Implications for clinical practice

The most important points for clinical practice are the following:

1. Providers need to remember to screen their high-risk patients for HBsAg and anti-HBs to identify persons with chronic HBV who need management and to vaccinate those who are negative with hepatitis B vaccine.
2. It is important for clinicians treating HBV to minimize the risk of developing resistance while maximizing the probability that patients will have an excellent response to the antiviral medication chosen. Therefore, clinicians should choose one of the first-line drugs listed in Table 2. While there are advantages and disadvantages to all of the first-line drugs such as cost, toxicity, and convenience, it is difficult to recommend one drug over the other and the decision of which first-line drug to use should be left up to the physician and patient to decide.
3. High-risk HBV chronically infected persons should undergo regular surveillance for HCC, as recommended by AASLD practice guidelines.

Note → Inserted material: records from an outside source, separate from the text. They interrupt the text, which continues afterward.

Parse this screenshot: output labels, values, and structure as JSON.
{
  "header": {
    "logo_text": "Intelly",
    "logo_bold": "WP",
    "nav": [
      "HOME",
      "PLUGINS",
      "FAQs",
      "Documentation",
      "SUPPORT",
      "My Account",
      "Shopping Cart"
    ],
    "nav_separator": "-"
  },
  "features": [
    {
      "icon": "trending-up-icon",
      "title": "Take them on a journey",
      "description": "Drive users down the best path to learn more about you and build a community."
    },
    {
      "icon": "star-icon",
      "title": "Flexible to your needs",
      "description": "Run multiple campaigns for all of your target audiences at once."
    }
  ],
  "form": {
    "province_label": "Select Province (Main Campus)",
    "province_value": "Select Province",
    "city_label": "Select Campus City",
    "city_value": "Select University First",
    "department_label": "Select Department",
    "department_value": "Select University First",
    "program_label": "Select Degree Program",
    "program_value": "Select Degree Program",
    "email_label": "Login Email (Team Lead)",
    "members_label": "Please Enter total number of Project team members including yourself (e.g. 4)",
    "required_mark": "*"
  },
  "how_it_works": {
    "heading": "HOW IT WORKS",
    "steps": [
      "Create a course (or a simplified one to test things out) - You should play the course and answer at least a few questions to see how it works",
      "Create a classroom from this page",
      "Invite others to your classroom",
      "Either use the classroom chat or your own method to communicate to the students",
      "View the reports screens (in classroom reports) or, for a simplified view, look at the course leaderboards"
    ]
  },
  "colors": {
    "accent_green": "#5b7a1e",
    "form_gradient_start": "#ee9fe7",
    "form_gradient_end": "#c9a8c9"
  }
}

4. If a clinician is treating HIV alone, they should use a HAART combination of drugs that do not target HBV or, if treating both infections, use a HAART regimen that has at least two antivirals active against both viruses, either tenofovir plus lamivudine or emtricitabine (Truvada^®; Gilead Sciences, Inc., Foster City, CA, USA).
5. Before persons undergo chemotherapy or immunosuppressive therapy, they should be screened for HBV if they belong to one of the high-risk groups. If found to be HBsAg-positive, they should be administered antiviral therapy from the time of initiation of chemotherapy or immunosuppressive therapy until at least 6 months after completion.